The colon operator can be used to grab substrings, sublists, and subarrays from these data structures.  Index at [FirstElementIn:FirstElementNotIn].  Leaving one of these off goes all the way in that direction; putting just the colon down means "everything."  -1 goes not quite to the end, but one element back.

In [None]:
mynums = [1,2,3,4]
print(mynums[1:3])

In [None]:
import numpy as np

myarray = np.array([[1,2,3],[4,5,6],[7,8,9]])
print(myarray[:, 1:]) # "all rows, columns from 1"

In [None]:
s = "foobar"
print(s[0:3])
print(s[0:-1])

## Numpy operations affecting the whole vector/matrix

When there's a size mismatch, numpy will often try to generously interpret the operation as applying to each item in the other matrix or vector, a behavior called "broadcasting."  This can be very confusing if you don't know it's possible.

In [None]:
v = np.array([1, 2, 3, 4])
print(v+1)

In [None]:
v < 5

This doesn't work with basic lists.

In [None]:
L = [1,2,3]
L+3

## Ternary operator

For quick if-elses determining what value is returned, there's a shorthand that works all on one line.  Note that normally, there would be colons in there.

In [None]:
b = 2
a = 1 if b == 2 else 3
print(a)

## Iterating over tuples

In [None]:
for word, count in letter_counts:
  print("{} is {} letters long".format(word, count))

# Final remarks

As usual, a lot of learning a new language is practice and seeing what experts do.
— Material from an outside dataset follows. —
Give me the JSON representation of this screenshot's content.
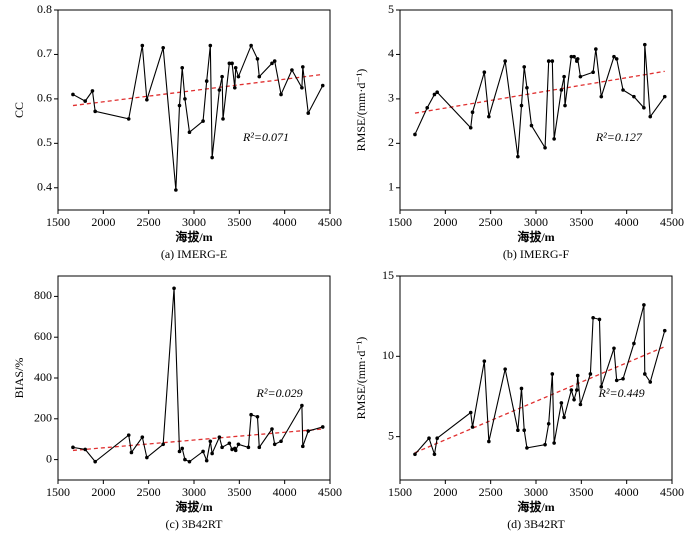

When you get stuck with a "how do I..." question, consult the more extensive tutorial at:

https://docs.python.org/3/tutorial/

Modules like numpy, matplotlib, and scikit-learn have their own documentation that you can find by Googling.

Python is sometimes quirky, but has a lot of neat shortcuts, and more importantly, has some of the best libraries for AI and ML at present.  There's nothing about it that means it will be the best language for AI/ML for all time; but it's the clear choice in the present.  Happy coding!